The venom peptides are cationic, which means they are positively charged. This allows them to be selectively attracted to the negatively charged cancer cells, while largely ignoring the neutral membranes of healthy cells.
How Do Cancer Cells Develop Resistance and Why Don’t They Build Resistance to Venom Peptides?
Cancer cells are masters of adaptation. Most treatments – such as chemotherapy or targeted drugs – work by disrupting specific proteins or pathways inside the cell. Over time, cancer cells mutate, activate alternative pathways, or pump drugs out altogether. This makes them increasingly resistant to conventional therapies.
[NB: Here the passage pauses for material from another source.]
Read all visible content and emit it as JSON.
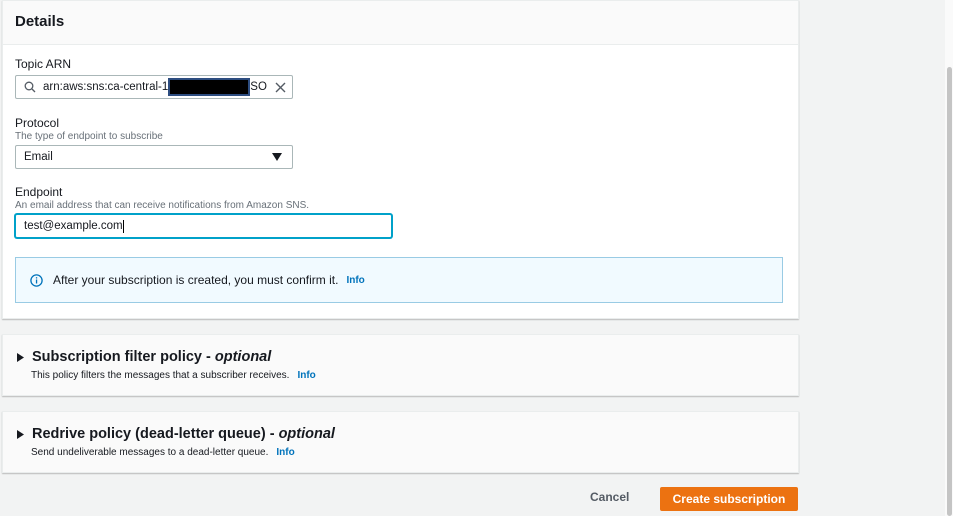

But venom peptides, like those from the Brazilian tarantula and the Japanese horseshoe crab, don’t play by the same rules. Instead of targeting proteins inside the cell, they attack the cell membrane directly by binding to negatively charged lipids that are abnormally exposed on cancer cells. This leads to rapid, physical destruction of the cell, rather than a slow biochemical shutdown.
Because this attack is broad, fast, and structural, it’s much harder for cancer cells to evolve around it. Rebuilding the membrane to avoid these peptides would come at a high cost – one that most cancer cells can’t afford. That’s why venom peptides are so promising: They go where other treatments fail, leaving cancer cells with nowhere to hide.
Implications for Cancer Treatment
This discovery opens up new possibilities for treating drug-resistant forms of melanoma, a skin cancer known for its aggressive nature and high mortality rate when it metastasises.
| Region | Incidence (per 100,000/year) |
|---|---|
| Australia/New Zealand | 31–42 |
| North America | 14–18 |
| Western Europe | 19 |
| UK | ~24 |
| US (all races) | 21.9 |
| US (Non-Hispanic White, M/F) | 39.7 / 26.8 |
| Africa/Asia | <1 |
By harnessing the natural components of venom, scientists hope to develop novel therapeutic strategies that could complement or enhance existing treatments.
Biodiversity in Medical Research
The use of venom-derived peptides highlights the importance of biodiversity in medical research. Some of our best medicines have all time have come from nature (e.g. penicillin, digitoxin). We should protect species, such as the Brazilian tarantula and the Japanese horseshoe crab, as nature is likely to hold the key to future medical breakthroughs.
This discovery highlights the intricate connection between environmental conservation and advances in human health and emphasises the need to preserve natural habitats and their inhabitants.